Under his beret and bushy eyebrows, Yuri shrugs. "Destinon said to check out this moment."
~ * ~
"'Crik'. That short for cricket?" People always ask.
No, Crik was named Crik because Brook was already taken; his older brother got named that.
"Oh, I get it," the hotel manager said when interviewing Crik, "Creek."
Crik nodded. His hair waved, didn't curl, despite him being the black sheep of the family. "Yeah, Crik."

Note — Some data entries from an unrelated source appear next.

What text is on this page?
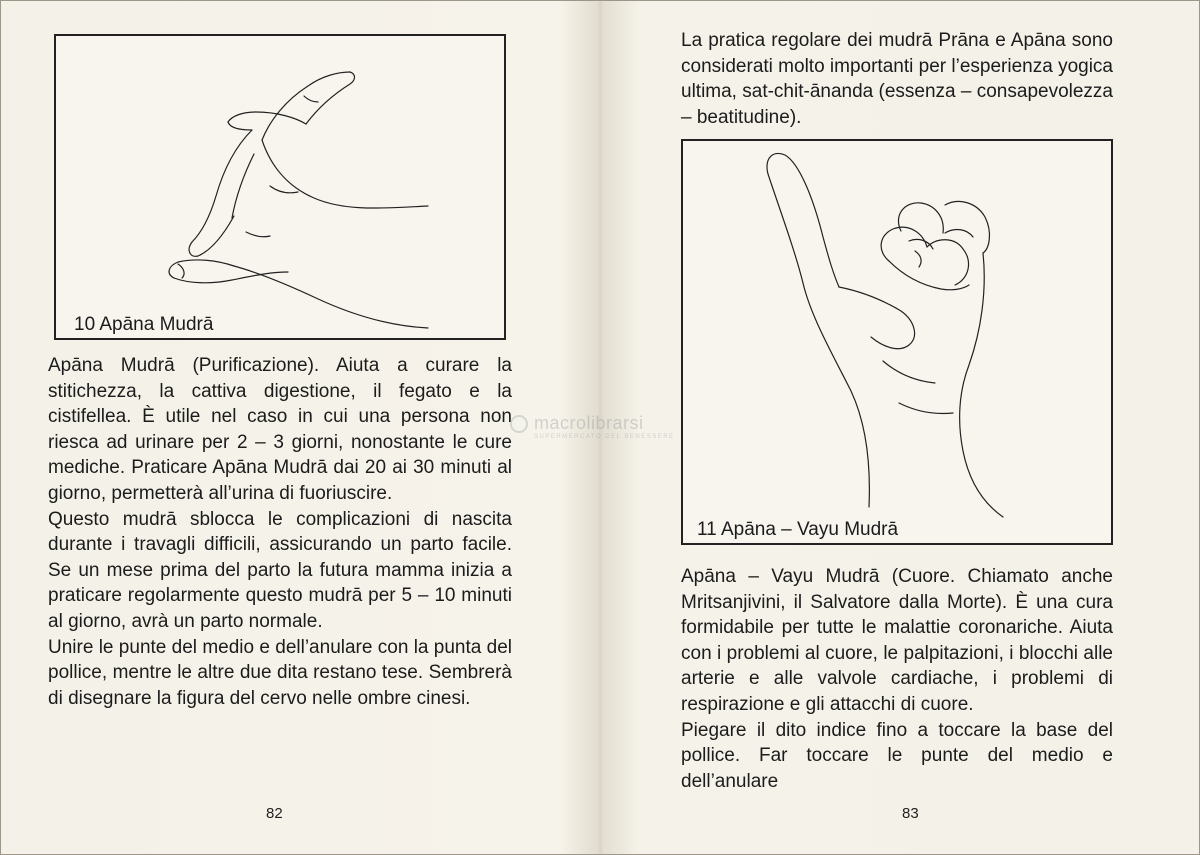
10 Apāna Mudrā

Apāna Mudrā (Purificazione). Aiuta a curare la stitichezza, la cattiva digestione, il fegato e la cistifellea. È utile nel caso in cui una persona non riesca ad urinare per 2 – 3 giorni, nonostante le cure mediche. Praticare Apāna Mudrā dai 20 ai 30 minuti al giorno, permetterà all’urina di fuoriuscire.

Questo mudrā sblocca le complicazioni di nascita durante i travagli difficili, assicurando un parto facile. Se un mese prima del parto la futura mamma inizia a praticare regolarmente questo mudrā per 5 – 10 minuti al giorno, avrà un parto normale.

Unire le punte del medio e dell’anulare con la punta del pollice, mentre le altre due dita restano tese. Sembrerà di disegnare la figura del cervo nelle ombre cinesi.

82

La pratica regolare dei mudrā Prāna e Apāna sono considerati molto importanti per l’esperienza yogica ultima, sat-chit-ānanda (essenza – consapevolezza – beatitudine).

11 Apāna – Vayu Mudrā

Apāna – Vayu Mudrā (Cuore. Chiamato anche Mritsanjivini, il Salvatore dalla Morte). È una cura formidabile per tutte le malattie coronariche. Aiuta con i problemi al cuore, le palpitazioni, i blocchi alle arterie e alle valvole cardiache, i problemi di respirazione e gli attacchi di cuore.

Piegare il dito indice fino a toccare la base del pollice. Far toccare le punte del medio e dell’anulare

83
macrolibrarsi
SUPERMERCATO DEL BENESSERE
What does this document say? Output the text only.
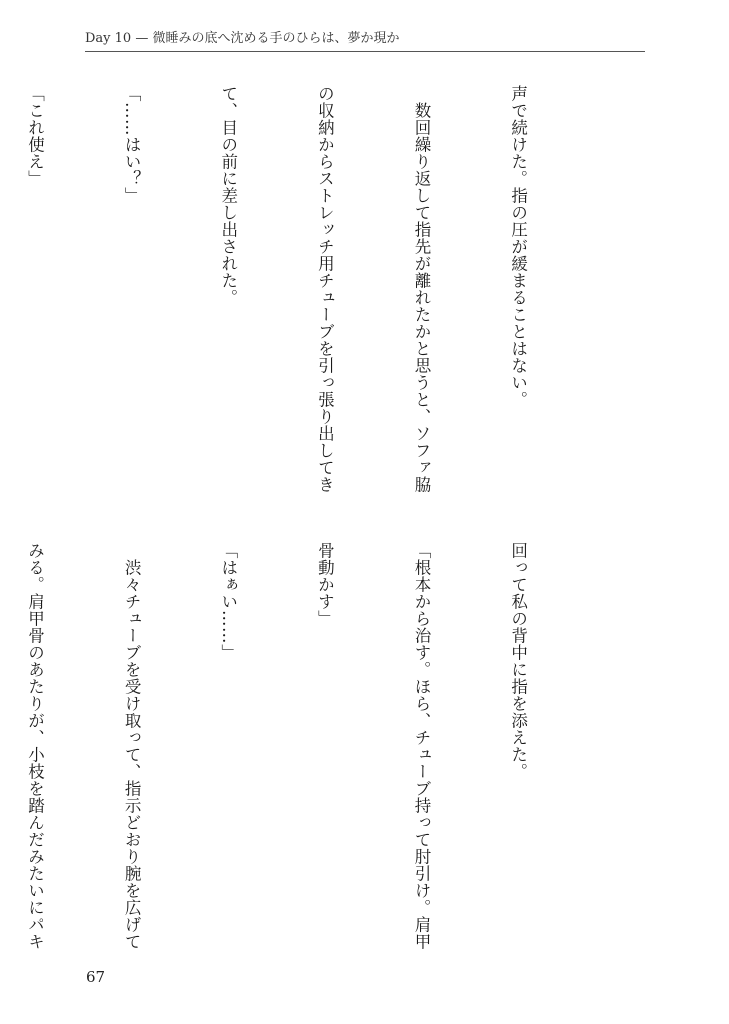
Day 10 — 微睡みの底へ沈める手のひらは、夢か現か

声で続けた。指の圧が緩まることはない。

　数回繰り返して指先が離れたかと思うと、ソファ脇

の収納からストレッチ用チューブを引っ張り出してき

て、目の前に差し出された。

「……はい？」

「これ使え」

回って私の背中に指を添えた。

「根本から治す。ほら、チューブ持って肘引け。肩甲

骨動かす」

「はぁい……」

　渋々チューブを受け取って、指示どおり腕を広げて

みる。肩甲骨のあたりが、小枝を踏んだみたいにパキ

67
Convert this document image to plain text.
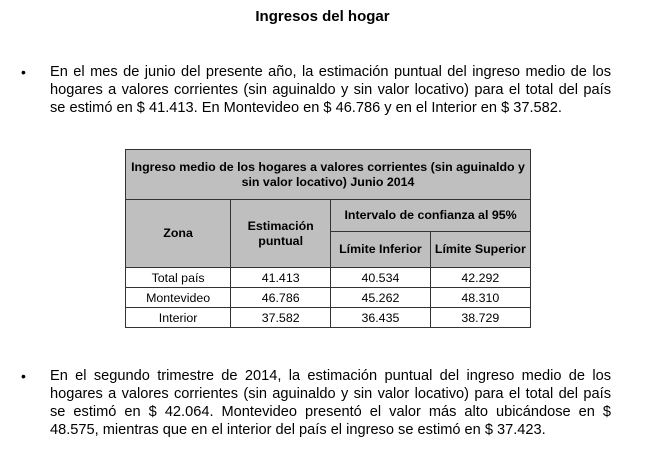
Ingresos del hogar
• En el mes de junio del presente año, la estimación puntual del ingreso medio de los hogares a valores corrientes (sin aguinaldo y sin valor locativo) para el total del país se estimó en $ 41.413. En Montevideo en $ 46.786 y en el Interior en $ 37.582.
Ingreso medio de los hogares a valores corrientes (sin aguinaldo y sin valor locativo) Junio 2014			
Zona	Estimación puntual	Intervalo de confianza al 95%	
		Límite Inferior	Límite Superior
Total país	41.413	40.534	42.292
Montevideo	46.786	45.262	48.310
Interior	37.582	36.435	38.729
• En el segundo trimestre de 2014, la estimación puntual del ingreso medio de los hogares a valores corrientes (sin aguinaldo y sin valor locativo) para el total del país se estimó en $ 42.064. Montevideo presentó el valor más alto ubicándose en $ 48.575, mientras que en el interior del país el ingreso se estimó en $ 37.423.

Crik is too busy to finish college. How many decades would it take to pay off the student loan – a necklace of stone – anyway? Especially with good friends unable to budget themselves. Better to have a fun job. Make money and enjoy life.
The two bellhops enter the hotel's darkened conference hall. It's packed like a tent revival on the eve of the Second Coming. Of course. Who hates money?
Strains of Wagner's majestic movements accompany the big-screen video of unabashed luxury: Acres of vineyards remind Crik of the south of France where he'd backpacked one summer. A sleek car barely looking street-legal swerves through hills.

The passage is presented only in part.